Muneoka House
Members of the Muneoka samurai family played many important roles at Iwami Ginzan throughout the silver mine’s history. The family’s most renowned representative was Yaemon, a native of Iwami and an expert on mining matters. He served under the warlord Mohri Terumoto (1553–1625) until the Mohri family lost control of the silver mine to the Tokugawa clan, which in 1603 unified Japan and established a government that was to rule the country until 1867. The first Tokugawa-appointed magistrate overseeing the mine, Okubo Nagayasu (1545–1613), hired Yaemon and assigned him to several of the realm’s most plentiful sources of precious metals. Among these were the gold and silver mines on Sado Island (off the coast of present-day Niigata Prefecture), where Yaemon—by that time known by the honorary name Muneoka Sado—died in 1613.

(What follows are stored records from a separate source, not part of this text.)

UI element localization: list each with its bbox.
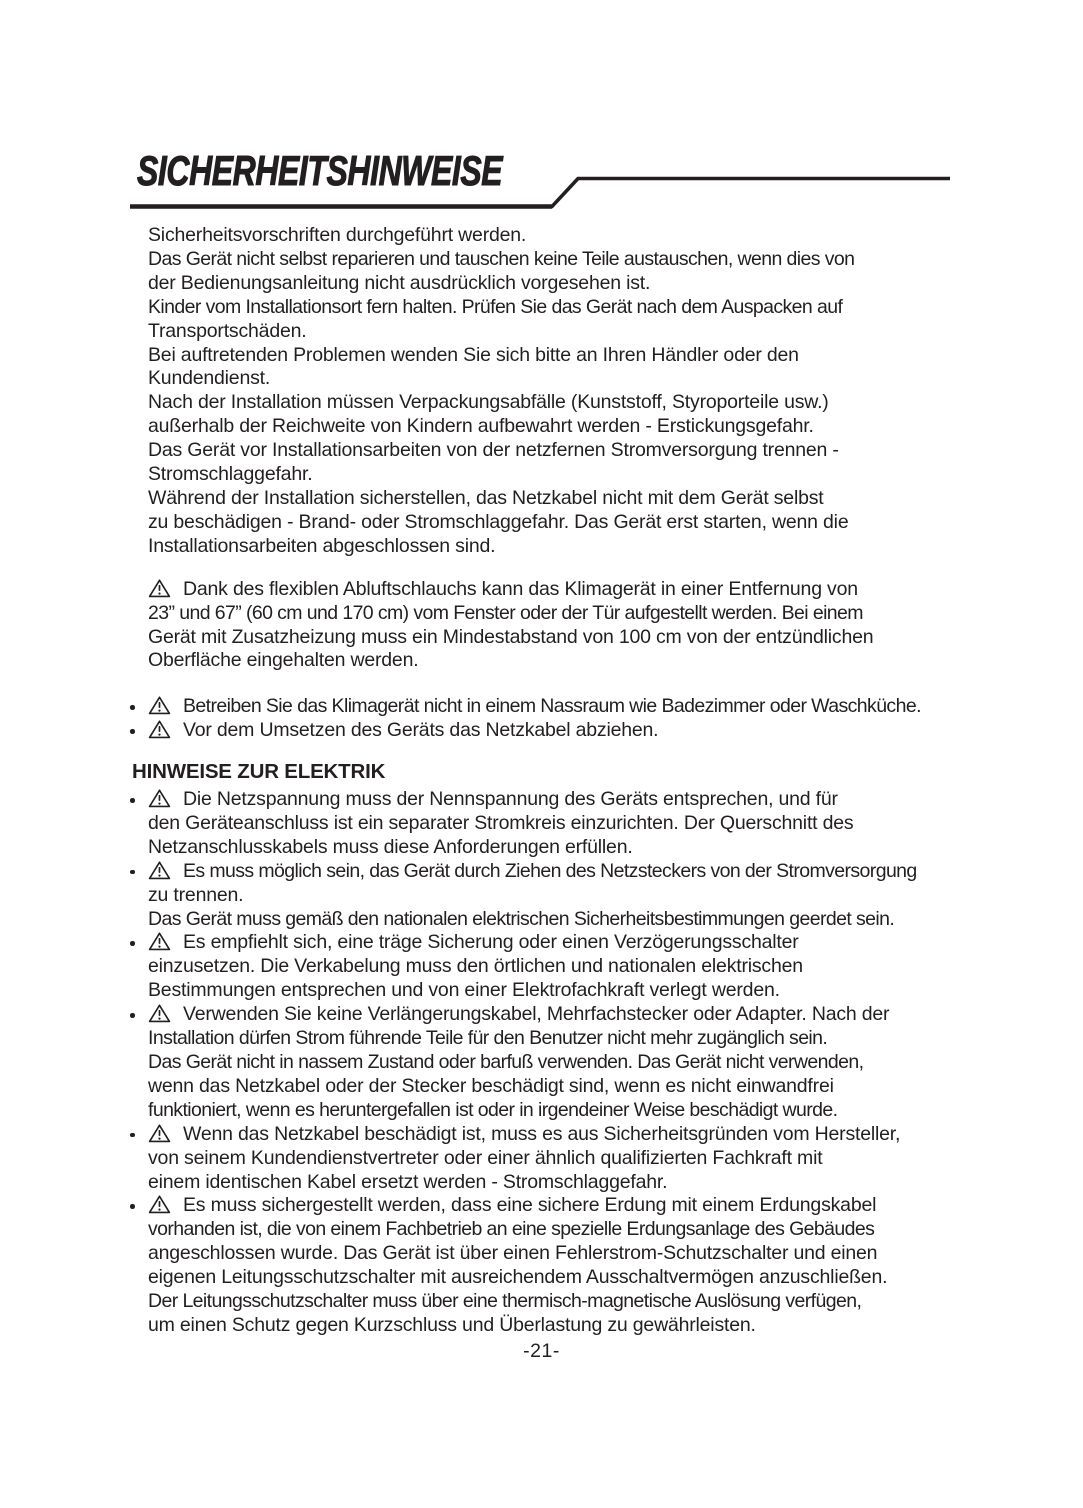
item-text: Betreiben Sie das Klimagerät nicht in einem Nassraum wie Badezimmer oder Waschküche. bbox=[183, 695, 921, 718]
text-line: zu beschädigen - Brand- oder Stromschlaggefahr. Das Gerät erst starten, wenn die bbox=[148, 510, 849, 533]
text-line: Bestimmungen entsprechen und von einer Elektrofachkraft verlegt werden. bbox=[148, 979, 780, 1002]
text-line: Während der Installation sicherstellen, das Netzkabel nicht mit dem Gerät selbst bbox=[148, 486, 824, 509]
item-text: Dank des flexiblen Abluftschlauchs kann das Klimagerät in einer Entfernung von bbox=[183, 577, 858, 600]
text-line: von seinem Kundendienstvertreter oder einer ähnlich qualifizierten Fachkraft mit bbox=[148, 1146, 823, 1169]
intro-paragraphs bbox=[148, 224, 1008, 559]
text-line: vorhanden ist, die von einem Fachbetrieb an eine spezielle Erdungsanlage des Gebäudes bbox=[148, 1218, 875, 1241]
text-line: eigenen Leitungsschutzschalter mit ausreichendem Ausschaltvermögen anzuschließen. bbox=[148, 1266, 888, 1289]
text-line: Bei auftretenden Problemen wenden Sie sich bitte an Ihren Händler oder den bbox=[148, 343, 799, 366]
text-line: Installation dürfen Strom führende Teile für den Benutzer nicht mehr zugänglich sein. bbox=[148, 1027, 828, 1050]
text-line: außerhalb der Reichweite von Kindern aufbewahrt werden - Erstickungsgefahr. bbox=[148, 415, 814, 438]
hose-distance-note bbox=[148, 578, 1008, 674]
bullet-dot bbox=[130, 705, 135, 710]
electric-warning-list bbox=[148, 788, 1008, 1338]
text-line: Das Gerät vor Installationsarbeiten von der netzfernen Stromversorgung trennen - bbox=[148, 439, 839, 462]
bullet-dot bbox=[130, 1013, 135, 1018]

Yaemon’s descendants continued his work at Iwami Ginzan, performing mainly tax collection and administrative duties for the magistrate’s office until the family lost its position in a disagreement of some sort in 1790. The Muneoka returned to Iwami Ginzan in 1823, when the head of the family was hired as a doshin—a low-ranking official roughly equivalent to a modern-day police inspector. Soon after, they were provided a home by their distant relatives, the Abe family. That building, constructed in the 1830s, is the current Muneoka House, a stately samurai residence fronted by a garden and accompanied by a storehouse and a detached cottage previously used as a teahouse. The walls and gate have been lost, but the shed in the back has been reconstructed according to the original blueprints. The Muneoka House is not open to visitors but can be rented for overnight stays.